L’estomac qui se noue, comme une piqûre de rappel, la souffrance est éternelle après un amour qui échoue.
Tant pis pour l’amour, la manipulation racontée en BD. De prime abord, on pourrait croire qu’un tel sujet mérite bien un roman. Pourtant, il ne manquait aucun mot pour s’y voir. On y revit chaque scène oubliée, ravivée par la justesse de l’histoire, la précision du piège qui se referme doucement sur l’héroïne au fil des pages. Notre fil rouge n’était une écrevisse, mais j’ai tout reconnu de nous. Sophie Lambda nous emporte avec elle dans une thérapie douce. Le temps s’étire, écartelant notre esprit entre le présent de la lecture et le passé du souvenir. On referme cet ouvrage en ayant la certitude d’avoir enfin compris, soulagé par les mots qu’on avait pas trouvé, tous imprimés sur les pages de cette BD.

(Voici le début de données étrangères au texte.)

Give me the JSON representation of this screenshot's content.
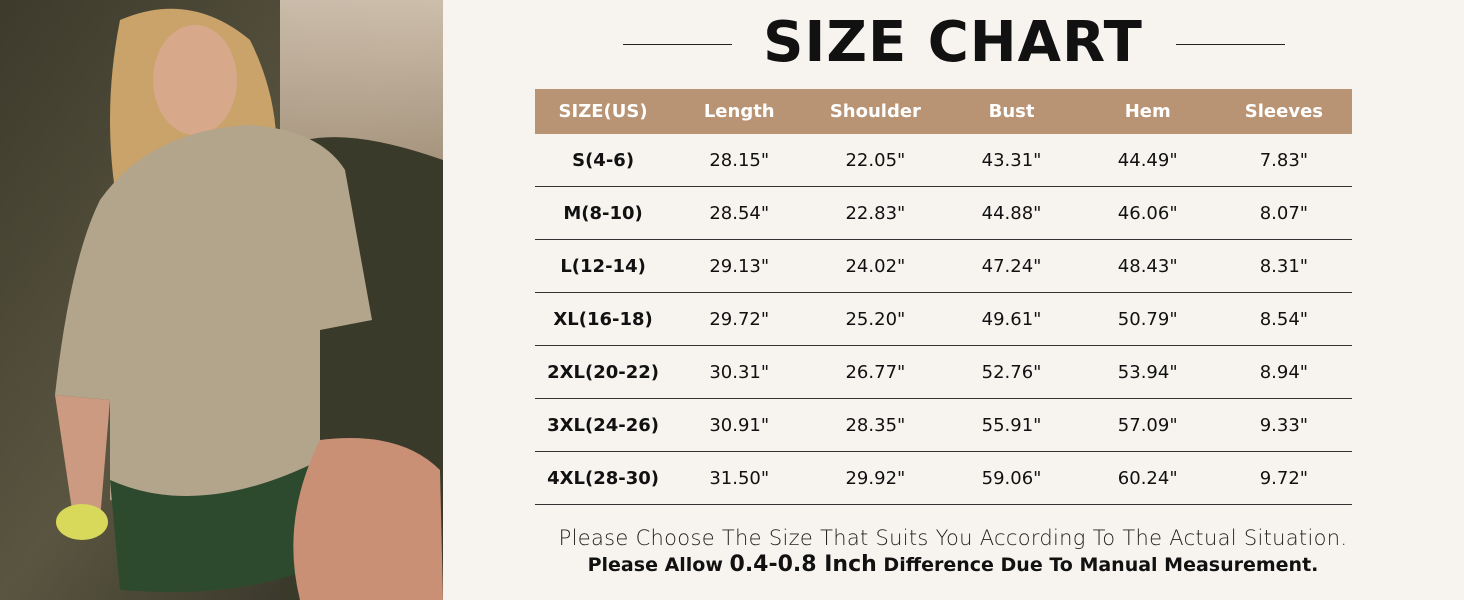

Celle-ci, parue en septembre 2019, aux éditions Delcourt, ne mérite pas que l’on attende de faire face à la manipulation pour être lue. Elle peut prévenir, tout autant que réparer ; elle peut permettre de comprendre ce que d’autres ont eu à traverser. Au-delà d’une simple BD, elle est le guide qui nous accompagne pas à pas dans la découverte du monde sombre qu’offre un manipulateur à qui ose trop l’aimer.